We're talking about e-voting, not paper voting, and in response to several of the risks I raise Mr Gray's answer is to repeat the undefined catch-all phrase 'secure hosting facility'. Any hosting facility has people working there to service the machines, so potentially they could be bribed or influenced. But even if, implausibly, the facility itself is utterly impregnable, these servers need to be accessible to the outside world so electronically attackers will have a way in. Of course a properly secured hosting facility would be important but it really doesn't address the fundamental issues with e-voting: secrecy of the vote, auditability and trust.

A clarification is needed as Mr Gray claims I'm opposed to postal votes. I am opposed to blanket all-postal elections. With a well-constructed application process and clear criteria for applicability, I support allowing postal votes on application.

It's important to remember the distributed nature of paper-based elections. Logistically it is very hard to undetectably change a significant number of paper votes in any one place let alone across the country. Electronic voting procedures offer remote access to voting systems and centralised sweet-spot targets. Indeed it was when all the votes came together to be electronically tabulated in the Ministery of Interior that manipulations are alleged to have occurred in the Italian general election.

I'm not the “be all and end all of knowledge in computing” as Mr Gray thinks I see myself. I hope I've never come across that way, I'm just trying to put forward my views and that of many academics, politicians, technologists and citizens.

“Well good luck Mr Kitcat, because neither the Government, the public nor Local Authorities are listening.”

There's nothing like a challenge, eh?

• Election Problems, What Election Problems?
  USA: Bo Lipari from New Yorkers for Verified Voting provides some more pieces to the puzzle of the odd and low-key way in which voting technology problems are usually reported. Bo also has an interesting post comparing voting systems with the space shuttle

• Some recent election results unresolved — or unresolvable?
  USA: Peter G Neumann (whose writings should be compulsory reading on all Computer Science courses) summarises the 5 U.S. House races still unresolved two whole weeks after the mid-term elections.

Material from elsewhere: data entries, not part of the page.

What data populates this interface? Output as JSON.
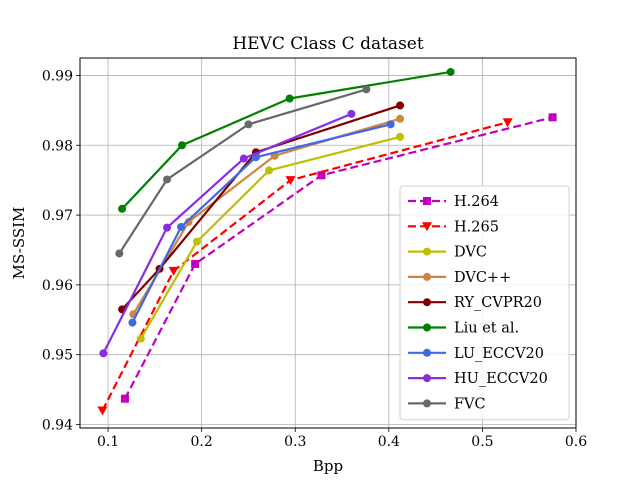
{
  "chart_data": {
    "type": "line",
    "title": "HEVC Class C dataset",
    "xlabel": "Bpp",
    "ylabel": "MS-SSIM",
    "xlim": [
      0.07,
      0.6
    ],
    "ylim": [
      0.9395,
      0.9925
    ],
    "xticks": [
      "0.1",
      "0.2",
      "0.3",
      "0.4",
      "0.5",
      "0.6"
    ],
    "yticks": [
      "0.94",
      "0.95",
      "0.96",
      "0.97",
      "0.98",
      "0.99"
    ],
    "grid": true,
    "legend_position": "lower-right",
    "series": [
      {
        "name": "H.264",
        "color": "#bf00bf",
        "dashed": true,
        "marker": "square",
        "x": [
          0.118,
          0.193,
          0.328,
          0.575
        ],
        "y": [
          0.9437,
          0.963,
          0.9757,
          0.984
        ]
      },
      {
        "name": "H.265",
        "color": "#ff0000",
        "dashed": true,
        "marker": "triangle-down",
        "x": [
          0.094,
          0.17,
          0.295,
          0.527
        ],
        "y": [
          0.942,
          0.962,
          0.975,
          0.9833
        ]
      },
      {
        "name": "DVC",
        "color": "#bfbf00",
        "dashed": false,
        "marker": "circle",
        "x": [
          0.135,
          0.195,
          0.272,
          0.412
        ],
        "y": [
          0.9523,
          0.9662,
          0.9764,
          0.9812
        ]
      },
      {
        "name": "DVC++",
        "color": "#cd853f",
        "dashed": false,
        "marker": "circle",
        "x": [
          0.127,
          0.186,
          0.278,
          0.412
        ],
        "y": [
          0.9558,
          0.969,
          0.9785,
          0.9838
        ]
      },
      {
        "name": "RY_CVPR20",
        "color": "#800000",
        "dashed": false,
        "marker": "circle",
        "x": [
          0.115,
          0.155,
          0.258,
          0.412
        ],
        "y": [
          0.9565,
          0.9623,
          0.979,
          0.9857
        ]
      },
      {
        "name": "Liu et al.",
        "color": "#008000",
        "dashed": false,
        "marker": "circle",
        "x": [
          0.115,
          0.179,
          0.294,
          0.466
        ],
        "y": [
          0.9709,
          0.98,
          0.9867,
          0.9905
        ]
      },
      {
        "name": "LU_ECCV20",
        "color": "#4169e1",
        "dashed": false,
        "marker": "circle",
        "x": [
          0.126,
          0.178,
          0.258,
          0.402
        ],
        "y": [
          0.9546,
          0.9683,
          0.9783,
          0.983
        ]
      },
      {
        "name": "HU_ECCV20",
        "color": "#8a2be2",
        "dashed": false,
        "marker": "circle",
        "x": [
          0.095,
          0.163,
          0.245,
          0.36
        ],
        "y": [
          0.9502,
          0.9682,
          0.9781,
          0.9845
        ]
      },
      {
        "name": "FVC",
        "color": "#696969",
        "dashed": false,
        "marker": "circle",
        "x": [
          0.112,
          0.163,
          0.25,
          0.376
        ],
        "y": [
          0.9645,
          0.9751,
          0.983,
          0.988
        ]
      }
    ]
  }
}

• Berlusconi's party tried to rig April elections
  Italy: The BBC reports allegations in a DVD that counting software was used to change blank (spoiled) ballots to votes for Berlusconi. Mr Emanuele Lombardi, one of Italy's leading voices against e-voting, emailed me to say that he thought if fraud had occurred it would have been during the data collection stage when tallies were sent to the Ministry of Interior, not the count itself. He reports that the DVD alleges:

  1) blank ballots were about a million less than what expected by exit polls (and previous elections)
  2) Berlusconi had about a million votes more than what exit polls expected.
  3) The above were the only mistakes made by exit polls. In fact they correctely foresaw the electoral results of all the other parties.

• We have been warned: democracy can be hacked
  UK: The official e-democracy'06 videoblogger, David Wilcox has juxtapositioned a clip of Russell Michaels, co-director of HBO's Hacking Democracy along with a clip of me making for a rather powerful post (if I do say so myself!)